First of all what are zooplankton organisms? They are microscopic animals who cannot move freely horizontally in the seawater and thus are subject to currents. However there is a distinction between holoplankton (copepods, krill and chaetognaths for example), for which the whole life cycle is planktonic, and the meroplankton for which only the larval stages of the animal are planktonic (fish, barnacle and crab larvae for example). Zopplankton organisms are the 2nd level of the marine food web and are very important for the transfer of energy and matter to the higher trophic levels.Thus their study can tell us a lot of information on the productivity of an area but also the fish stock recruitment.

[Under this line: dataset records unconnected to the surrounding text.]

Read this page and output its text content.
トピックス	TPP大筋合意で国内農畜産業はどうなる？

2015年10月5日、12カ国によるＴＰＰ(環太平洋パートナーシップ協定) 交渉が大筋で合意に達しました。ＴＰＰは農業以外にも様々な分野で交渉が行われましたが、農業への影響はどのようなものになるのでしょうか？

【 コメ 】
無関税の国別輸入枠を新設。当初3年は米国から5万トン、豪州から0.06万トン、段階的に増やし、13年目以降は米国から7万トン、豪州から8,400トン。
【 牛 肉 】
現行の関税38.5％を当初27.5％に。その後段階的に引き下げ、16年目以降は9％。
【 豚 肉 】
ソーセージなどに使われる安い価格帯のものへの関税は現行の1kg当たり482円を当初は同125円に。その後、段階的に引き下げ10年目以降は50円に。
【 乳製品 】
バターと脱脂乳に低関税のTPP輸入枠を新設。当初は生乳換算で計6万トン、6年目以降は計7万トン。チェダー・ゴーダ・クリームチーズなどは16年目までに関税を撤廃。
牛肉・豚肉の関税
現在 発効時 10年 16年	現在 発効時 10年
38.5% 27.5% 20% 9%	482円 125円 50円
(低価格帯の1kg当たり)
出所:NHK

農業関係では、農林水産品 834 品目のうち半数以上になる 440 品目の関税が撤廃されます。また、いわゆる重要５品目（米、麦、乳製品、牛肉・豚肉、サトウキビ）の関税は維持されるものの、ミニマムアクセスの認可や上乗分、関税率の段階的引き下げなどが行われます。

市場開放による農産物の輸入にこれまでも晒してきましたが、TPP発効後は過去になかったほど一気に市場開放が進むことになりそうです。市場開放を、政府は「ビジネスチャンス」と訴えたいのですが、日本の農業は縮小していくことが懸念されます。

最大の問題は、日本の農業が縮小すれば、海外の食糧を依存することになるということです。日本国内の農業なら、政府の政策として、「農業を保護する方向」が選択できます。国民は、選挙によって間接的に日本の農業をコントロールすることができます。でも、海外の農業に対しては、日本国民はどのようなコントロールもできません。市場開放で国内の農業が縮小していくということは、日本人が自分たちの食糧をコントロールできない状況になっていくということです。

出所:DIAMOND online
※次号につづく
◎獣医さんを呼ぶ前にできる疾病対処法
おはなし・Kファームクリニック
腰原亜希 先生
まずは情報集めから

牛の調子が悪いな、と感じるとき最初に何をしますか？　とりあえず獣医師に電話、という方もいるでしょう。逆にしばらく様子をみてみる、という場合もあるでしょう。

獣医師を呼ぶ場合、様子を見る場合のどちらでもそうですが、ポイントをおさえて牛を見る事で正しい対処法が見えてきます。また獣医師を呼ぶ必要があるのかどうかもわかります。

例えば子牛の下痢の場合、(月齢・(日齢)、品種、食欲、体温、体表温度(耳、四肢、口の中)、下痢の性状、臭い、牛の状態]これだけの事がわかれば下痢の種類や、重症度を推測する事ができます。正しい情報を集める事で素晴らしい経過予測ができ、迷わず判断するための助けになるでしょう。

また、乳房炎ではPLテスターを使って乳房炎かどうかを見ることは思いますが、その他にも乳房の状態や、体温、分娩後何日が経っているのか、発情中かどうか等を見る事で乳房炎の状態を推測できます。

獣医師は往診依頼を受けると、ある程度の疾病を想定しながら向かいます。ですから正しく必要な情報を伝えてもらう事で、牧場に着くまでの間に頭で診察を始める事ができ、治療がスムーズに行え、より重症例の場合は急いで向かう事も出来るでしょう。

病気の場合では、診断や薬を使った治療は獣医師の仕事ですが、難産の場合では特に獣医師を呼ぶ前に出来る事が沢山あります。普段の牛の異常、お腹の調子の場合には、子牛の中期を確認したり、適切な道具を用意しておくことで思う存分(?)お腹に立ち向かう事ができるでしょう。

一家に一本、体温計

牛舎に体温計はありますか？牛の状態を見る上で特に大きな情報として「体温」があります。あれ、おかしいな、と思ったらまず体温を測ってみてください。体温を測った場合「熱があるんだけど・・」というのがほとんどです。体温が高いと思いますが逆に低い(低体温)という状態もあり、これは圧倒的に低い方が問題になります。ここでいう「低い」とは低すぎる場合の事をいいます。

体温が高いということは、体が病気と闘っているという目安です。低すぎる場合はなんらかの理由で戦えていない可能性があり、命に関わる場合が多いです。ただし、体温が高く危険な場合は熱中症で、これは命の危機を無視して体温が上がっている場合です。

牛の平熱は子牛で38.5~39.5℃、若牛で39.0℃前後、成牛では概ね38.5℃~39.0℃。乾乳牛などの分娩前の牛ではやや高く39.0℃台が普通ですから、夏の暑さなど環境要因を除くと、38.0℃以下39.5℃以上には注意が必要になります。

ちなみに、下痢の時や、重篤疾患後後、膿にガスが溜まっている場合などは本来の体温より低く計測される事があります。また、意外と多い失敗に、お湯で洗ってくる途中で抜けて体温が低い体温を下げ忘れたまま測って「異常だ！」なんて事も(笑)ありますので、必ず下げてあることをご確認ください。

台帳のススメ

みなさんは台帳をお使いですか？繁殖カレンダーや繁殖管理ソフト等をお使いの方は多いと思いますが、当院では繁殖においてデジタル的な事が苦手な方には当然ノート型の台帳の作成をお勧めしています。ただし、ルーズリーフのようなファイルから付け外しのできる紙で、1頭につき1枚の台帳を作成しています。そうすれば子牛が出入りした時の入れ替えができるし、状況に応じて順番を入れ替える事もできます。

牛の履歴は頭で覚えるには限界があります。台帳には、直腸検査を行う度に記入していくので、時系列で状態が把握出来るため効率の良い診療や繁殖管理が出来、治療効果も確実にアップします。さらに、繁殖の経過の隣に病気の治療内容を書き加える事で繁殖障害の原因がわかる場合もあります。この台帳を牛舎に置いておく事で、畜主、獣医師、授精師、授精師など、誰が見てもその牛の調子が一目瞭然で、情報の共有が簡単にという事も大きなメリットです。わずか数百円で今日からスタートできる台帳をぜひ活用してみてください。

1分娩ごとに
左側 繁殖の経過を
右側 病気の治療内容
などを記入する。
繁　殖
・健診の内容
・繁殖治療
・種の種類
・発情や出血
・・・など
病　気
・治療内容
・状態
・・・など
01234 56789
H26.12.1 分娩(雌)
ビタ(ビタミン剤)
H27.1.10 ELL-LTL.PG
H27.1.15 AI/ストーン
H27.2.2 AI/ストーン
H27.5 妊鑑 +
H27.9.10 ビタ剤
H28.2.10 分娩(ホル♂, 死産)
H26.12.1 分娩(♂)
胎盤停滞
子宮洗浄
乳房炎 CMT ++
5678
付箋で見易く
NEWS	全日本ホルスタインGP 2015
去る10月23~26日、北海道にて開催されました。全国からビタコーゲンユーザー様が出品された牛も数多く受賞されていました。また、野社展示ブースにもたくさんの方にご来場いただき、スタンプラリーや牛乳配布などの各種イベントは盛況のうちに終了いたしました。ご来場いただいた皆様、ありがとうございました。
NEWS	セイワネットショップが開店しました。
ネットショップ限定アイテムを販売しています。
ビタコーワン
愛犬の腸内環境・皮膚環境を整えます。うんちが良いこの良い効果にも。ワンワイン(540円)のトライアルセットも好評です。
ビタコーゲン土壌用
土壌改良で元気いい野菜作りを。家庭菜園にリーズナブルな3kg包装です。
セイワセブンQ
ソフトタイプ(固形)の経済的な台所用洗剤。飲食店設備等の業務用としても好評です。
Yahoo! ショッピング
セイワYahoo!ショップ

Zooplankton comprises a wide range of species and some are highly important like krill, of which whales feed off but some are not as much appreciated such as jellyfish swarms. Others are like the Phronimes bring inspiration for the Alien movie’s scary monster… Zooplankton is a great indicator of ecosystem health as the communities structures react to climate change, ocean acidification, eutrophication, fishing, harmful algae blooms and invasive species.
Ceiça has been centering her studies to the Mozambique coast, as there are very few studies on zooplankton in this area. Most of the information comes out from the research vessel Dr Fridjof Nansen cruises from 1977 to 2014 (see figure on the right), which measured zooplankton biovolume and biomass. Their findings show a high concentration of zooplankton near a zone rich in mangrove trees but also near an eddy where an upwelling brings up nutrients. Production is higher in continental shelf, cyclonic and divergent current areas, whereas anticyclonic and frontal areas show less biovolume.
In her masters thesis Ceiça will use the samples from the Agulhas II research vessel cruises from 2017 and 2018. The region sampled is along the Mozambican coast, more specifically in Sofala Bank which is an important zone for fisheries. The zooplankton samples are collected with either a bongo net, which collects zooplankton with 2 nets or a multinet, which consists in opening 5 nets at different depths to collect and concentrate zooplankton in a sample. These are successively analyzed in laboratory for species identification and counting. By analyzing these samples and comparing them with environmental data, Ceiça’s research aim in evaluating the abundance, biovolume (volume of zooplankton in a sample) and species diversity of zooplankton communities and the influence of environmental factors on their distribution along the Mozambican shelf.